JAKARTA – Pemerintah kembali mengirimkan bantuan logistik bagi korban bencana di Nusa Tenggara Timur (NTT). Pengiriman itu dilakukan atas instruksi langsung Presiden Prabowo Subianto, kata Sekretaris Kabinet (Seskab) Teddy Indra Wijaya.
“Atas instruksi Bapak Presiden, hari ini, hari kelima pascabencana, jam 4 pagi (Rabu, 19 Agustus 2026), kembali diberangkatkan lima pesawat menuju NTT. Hari ini total membawa 65 ton logistik,” kata Teddy dikutip dari Instagram @sekretaris.kabinet, Rabu, 19 Agustus 2026.
Sebanyak 65 ton logistik diangkut dengan lima pesawat dari Baseops Lanud Halim Perdanakusuma, Jakarta. Pesawat-pesawat tersebut terbang dini hari Rabu, 19 Agustus 2026.
Sejak hari pertama bencana, total bantuan logistik yang telah dikirim pemerintah mencapai 253 ton. Bantuan itu meliputi makanan, minuman, tenda, perlengkapan kesehatan, serta kebutuhan lain yang diperlukan warga terdampak di NTT.

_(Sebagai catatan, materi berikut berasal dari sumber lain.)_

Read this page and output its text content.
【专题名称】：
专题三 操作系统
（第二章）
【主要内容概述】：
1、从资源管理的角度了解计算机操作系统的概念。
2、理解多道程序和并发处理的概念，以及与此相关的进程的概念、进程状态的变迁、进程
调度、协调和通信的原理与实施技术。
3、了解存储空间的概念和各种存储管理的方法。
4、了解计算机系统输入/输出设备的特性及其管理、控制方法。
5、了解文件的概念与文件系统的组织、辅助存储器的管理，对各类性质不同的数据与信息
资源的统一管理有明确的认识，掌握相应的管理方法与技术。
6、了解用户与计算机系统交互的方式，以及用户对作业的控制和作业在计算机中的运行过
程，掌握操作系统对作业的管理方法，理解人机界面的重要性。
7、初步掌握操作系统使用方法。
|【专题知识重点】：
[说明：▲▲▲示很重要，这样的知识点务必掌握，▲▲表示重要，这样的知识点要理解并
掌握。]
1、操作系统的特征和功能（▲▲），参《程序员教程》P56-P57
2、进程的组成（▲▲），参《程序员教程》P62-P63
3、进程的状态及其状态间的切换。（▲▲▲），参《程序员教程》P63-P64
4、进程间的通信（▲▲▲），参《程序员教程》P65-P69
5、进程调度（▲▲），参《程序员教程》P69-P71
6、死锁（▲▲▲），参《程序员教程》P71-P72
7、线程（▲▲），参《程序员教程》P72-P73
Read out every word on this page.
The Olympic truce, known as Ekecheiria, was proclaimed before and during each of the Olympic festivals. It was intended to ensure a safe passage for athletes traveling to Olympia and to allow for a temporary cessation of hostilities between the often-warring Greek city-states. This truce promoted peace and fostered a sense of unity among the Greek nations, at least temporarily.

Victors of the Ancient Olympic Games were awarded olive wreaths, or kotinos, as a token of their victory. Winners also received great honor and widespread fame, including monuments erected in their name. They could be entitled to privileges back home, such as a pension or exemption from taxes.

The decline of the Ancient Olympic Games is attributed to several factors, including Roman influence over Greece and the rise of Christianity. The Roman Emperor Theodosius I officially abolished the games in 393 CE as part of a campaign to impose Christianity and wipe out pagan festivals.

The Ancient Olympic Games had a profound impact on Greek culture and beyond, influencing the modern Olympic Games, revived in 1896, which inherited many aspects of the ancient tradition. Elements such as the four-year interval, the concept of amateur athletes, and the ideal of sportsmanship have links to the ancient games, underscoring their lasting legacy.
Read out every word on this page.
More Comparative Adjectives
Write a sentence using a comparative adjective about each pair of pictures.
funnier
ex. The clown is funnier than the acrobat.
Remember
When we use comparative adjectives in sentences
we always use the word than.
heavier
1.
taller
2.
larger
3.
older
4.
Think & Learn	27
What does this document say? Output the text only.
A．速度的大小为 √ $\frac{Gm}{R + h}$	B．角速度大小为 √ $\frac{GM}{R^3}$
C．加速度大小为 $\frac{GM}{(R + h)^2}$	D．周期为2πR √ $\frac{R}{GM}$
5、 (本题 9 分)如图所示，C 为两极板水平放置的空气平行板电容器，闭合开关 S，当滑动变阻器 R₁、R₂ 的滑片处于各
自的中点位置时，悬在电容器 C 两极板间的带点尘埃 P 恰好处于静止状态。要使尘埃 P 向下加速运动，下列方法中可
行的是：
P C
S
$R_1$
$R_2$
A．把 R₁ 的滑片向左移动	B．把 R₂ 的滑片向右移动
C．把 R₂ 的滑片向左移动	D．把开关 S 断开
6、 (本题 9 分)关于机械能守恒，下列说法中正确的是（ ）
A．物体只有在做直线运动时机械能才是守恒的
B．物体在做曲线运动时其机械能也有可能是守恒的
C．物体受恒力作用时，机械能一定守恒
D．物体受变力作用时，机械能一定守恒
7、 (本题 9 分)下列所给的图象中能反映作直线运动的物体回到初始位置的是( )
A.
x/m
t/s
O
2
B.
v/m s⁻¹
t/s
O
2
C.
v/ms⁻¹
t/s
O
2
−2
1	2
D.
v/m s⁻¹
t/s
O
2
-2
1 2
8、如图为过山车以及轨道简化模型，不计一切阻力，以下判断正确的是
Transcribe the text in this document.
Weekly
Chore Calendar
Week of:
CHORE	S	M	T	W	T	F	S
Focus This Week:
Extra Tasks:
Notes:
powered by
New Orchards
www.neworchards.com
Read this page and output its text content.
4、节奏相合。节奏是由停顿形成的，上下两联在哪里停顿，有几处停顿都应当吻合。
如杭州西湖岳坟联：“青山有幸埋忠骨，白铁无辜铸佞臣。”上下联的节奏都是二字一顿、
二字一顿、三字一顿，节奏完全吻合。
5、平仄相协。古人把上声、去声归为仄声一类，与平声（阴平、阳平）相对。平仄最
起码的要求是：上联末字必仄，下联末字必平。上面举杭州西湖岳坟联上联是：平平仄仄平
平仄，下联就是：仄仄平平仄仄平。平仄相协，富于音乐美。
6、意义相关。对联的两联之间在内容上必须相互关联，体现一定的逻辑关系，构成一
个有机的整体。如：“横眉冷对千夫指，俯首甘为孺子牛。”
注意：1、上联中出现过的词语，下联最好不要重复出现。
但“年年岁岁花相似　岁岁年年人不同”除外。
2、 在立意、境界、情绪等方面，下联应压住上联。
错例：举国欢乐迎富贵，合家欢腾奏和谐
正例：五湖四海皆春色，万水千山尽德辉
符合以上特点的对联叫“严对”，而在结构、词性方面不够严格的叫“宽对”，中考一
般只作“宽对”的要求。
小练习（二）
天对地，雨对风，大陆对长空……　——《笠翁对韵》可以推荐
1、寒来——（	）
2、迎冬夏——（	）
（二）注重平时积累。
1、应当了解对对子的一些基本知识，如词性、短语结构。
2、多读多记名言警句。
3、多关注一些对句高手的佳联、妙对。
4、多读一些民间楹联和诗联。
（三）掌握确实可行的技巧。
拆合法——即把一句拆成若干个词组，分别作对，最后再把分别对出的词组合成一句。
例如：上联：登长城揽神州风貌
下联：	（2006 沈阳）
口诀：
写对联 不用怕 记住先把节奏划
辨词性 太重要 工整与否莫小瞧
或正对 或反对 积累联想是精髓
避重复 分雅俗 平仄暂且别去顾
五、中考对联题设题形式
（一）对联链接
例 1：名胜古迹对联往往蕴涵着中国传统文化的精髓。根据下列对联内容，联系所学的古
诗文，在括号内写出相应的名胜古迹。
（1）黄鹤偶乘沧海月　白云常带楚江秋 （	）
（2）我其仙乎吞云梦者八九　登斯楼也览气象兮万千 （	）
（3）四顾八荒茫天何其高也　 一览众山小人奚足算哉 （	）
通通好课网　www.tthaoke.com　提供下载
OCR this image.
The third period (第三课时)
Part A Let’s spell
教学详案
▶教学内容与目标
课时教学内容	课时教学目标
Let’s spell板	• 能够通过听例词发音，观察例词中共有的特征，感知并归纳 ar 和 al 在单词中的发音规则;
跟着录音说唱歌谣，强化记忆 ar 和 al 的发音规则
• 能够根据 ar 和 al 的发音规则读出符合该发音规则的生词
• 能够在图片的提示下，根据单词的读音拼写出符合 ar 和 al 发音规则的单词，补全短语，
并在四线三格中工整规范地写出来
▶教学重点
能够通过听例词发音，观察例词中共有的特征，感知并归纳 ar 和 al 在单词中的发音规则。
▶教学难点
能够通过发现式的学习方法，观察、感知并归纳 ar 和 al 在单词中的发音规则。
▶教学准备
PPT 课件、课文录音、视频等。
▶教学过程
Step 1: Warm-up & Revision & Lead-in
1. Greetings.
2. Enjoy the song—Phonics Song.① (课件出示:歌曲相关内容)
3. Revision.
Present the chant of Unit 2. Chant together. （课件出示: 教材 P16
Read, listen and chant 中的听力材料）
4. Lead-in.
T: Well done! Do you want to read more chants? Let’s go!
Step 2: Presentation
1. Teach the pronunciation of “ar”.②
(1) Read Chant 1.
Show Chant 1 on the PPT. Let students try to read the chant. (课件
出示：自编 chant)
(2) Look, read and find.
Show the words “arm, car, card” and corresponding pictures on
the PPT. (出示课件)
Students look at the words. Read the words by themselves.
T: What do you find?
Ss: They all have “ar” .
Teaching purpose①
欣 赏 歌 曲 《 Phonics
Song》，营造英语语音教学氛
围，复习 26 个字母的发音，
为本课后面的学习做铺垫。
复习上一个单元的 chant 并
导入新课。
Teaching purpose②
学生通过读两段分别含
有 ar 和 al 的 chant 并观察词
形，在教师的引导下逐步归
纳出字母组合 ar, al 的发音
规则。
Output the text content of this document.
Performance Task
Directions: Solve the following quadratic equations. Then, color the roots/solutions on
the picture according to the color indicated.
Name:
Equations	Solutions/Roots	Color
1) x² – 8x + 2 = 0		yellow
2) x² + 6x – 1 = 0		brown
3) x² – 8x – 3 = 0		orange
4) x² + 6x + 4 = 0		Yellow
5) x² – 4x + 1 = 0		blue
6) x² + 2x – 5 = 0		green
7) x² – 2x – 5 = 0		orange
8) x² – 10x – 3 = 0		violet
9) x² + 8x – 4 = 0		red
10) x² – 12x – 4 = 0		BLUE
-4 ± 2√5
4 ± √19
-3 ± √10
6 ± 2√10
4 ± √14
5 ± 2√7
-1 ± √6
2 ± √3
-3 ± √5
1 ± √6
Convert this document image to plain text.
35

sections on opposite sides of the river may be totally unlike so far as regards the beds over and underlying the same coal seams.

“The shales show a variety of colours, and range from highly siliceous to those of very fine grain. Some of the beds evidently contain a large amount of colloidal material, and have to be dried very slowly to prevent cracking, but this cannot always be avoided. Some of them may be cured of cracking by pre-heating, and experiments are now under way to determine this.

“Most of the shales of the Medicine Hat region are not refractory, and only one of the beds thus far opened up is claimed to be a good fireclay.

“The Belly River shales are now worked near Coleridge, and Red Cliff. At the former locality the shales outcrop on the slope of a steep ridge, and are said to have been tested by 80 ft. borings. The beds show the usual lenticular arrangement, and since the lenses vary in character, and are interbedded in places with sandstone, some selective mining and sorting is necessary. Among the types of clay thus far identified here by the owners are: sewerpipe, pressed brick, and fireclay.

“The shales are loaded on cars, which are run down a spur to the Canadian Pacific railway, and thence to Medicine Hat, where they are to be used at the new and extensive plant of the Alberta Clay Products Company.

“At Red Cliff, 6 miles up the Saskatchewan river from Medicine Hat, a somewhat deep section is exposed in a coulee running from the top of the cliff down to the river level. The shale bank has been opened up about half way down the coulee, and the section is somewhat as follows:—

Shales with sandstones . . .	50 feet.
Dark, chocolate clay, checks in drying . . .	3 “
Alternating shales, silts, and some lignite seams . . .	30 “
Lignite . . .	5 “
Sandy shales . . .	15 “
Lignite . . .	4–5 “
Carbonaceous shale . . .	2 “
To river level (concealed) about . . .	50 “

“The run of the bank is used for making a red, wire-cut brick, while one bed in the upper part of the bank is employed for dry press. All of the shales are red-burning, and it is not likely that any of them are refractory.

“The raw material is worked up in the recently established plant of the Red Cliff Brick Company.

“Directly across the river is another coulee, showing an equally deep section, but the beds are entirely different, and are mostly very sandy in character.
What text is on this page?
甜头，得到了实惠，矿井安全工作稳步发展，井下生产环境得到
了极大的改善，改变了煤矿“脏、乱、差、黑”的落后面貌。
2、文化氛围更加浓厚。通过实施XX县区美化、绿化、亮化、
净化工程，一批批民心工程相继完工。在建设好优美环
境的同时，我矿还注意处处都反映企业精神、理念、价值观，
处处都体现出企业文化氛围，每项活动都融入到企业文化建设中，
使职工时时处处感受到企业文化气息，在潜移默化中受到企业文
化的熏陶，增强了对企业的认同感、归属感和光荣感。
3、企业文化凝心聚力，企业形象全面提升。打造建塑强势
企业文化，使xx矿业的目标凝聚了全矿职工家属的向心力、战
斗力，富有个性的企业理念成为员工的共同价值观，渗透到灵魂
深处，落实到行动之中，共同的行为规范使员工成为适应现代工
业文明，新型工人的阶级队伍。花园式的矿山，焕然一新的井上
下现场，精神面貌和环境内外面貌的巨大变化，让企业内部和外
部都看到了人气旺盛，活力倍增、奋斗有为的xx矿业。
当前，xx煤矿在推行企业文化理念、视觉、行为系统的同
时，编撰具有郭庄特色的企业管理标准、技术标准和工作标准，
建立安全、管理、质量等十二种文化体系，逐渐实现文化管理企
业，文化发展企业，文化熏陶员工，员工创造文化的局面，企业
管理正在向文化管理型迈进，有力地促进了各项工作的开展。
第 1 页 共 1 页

Teddy menjelaskan terdapat dua posko bantuan di lokasi bencana, yakni di Labuan Bajo dan Maumere. Logistik yang tiba di Labuan Bajo akan disalurkan ke Manggarai, Manggarai Barat, Manggarai Timur, dan Ngada. Sementara bantuan yang sampai di Maumere akan didistribusikan ke Sikka, Ende, dan Nagekeo.
“Semua logistik tadi itu menggunakan jalur udara lewat helikopter, kemudan pesawat Cassa. Kemudian lewat laut, ada tiga KRI TNI AL yang sudah ada di sana, satu kapal rumah sakit berlabuh di sana,” kata Teddy.
Menurut Teddy, pemerintah terus memantau penanganan bencana dan memastikan distribusi bantuan berjalan cepat agar seluruh kebutuhan masyarakat terdampak segera terpenuhi.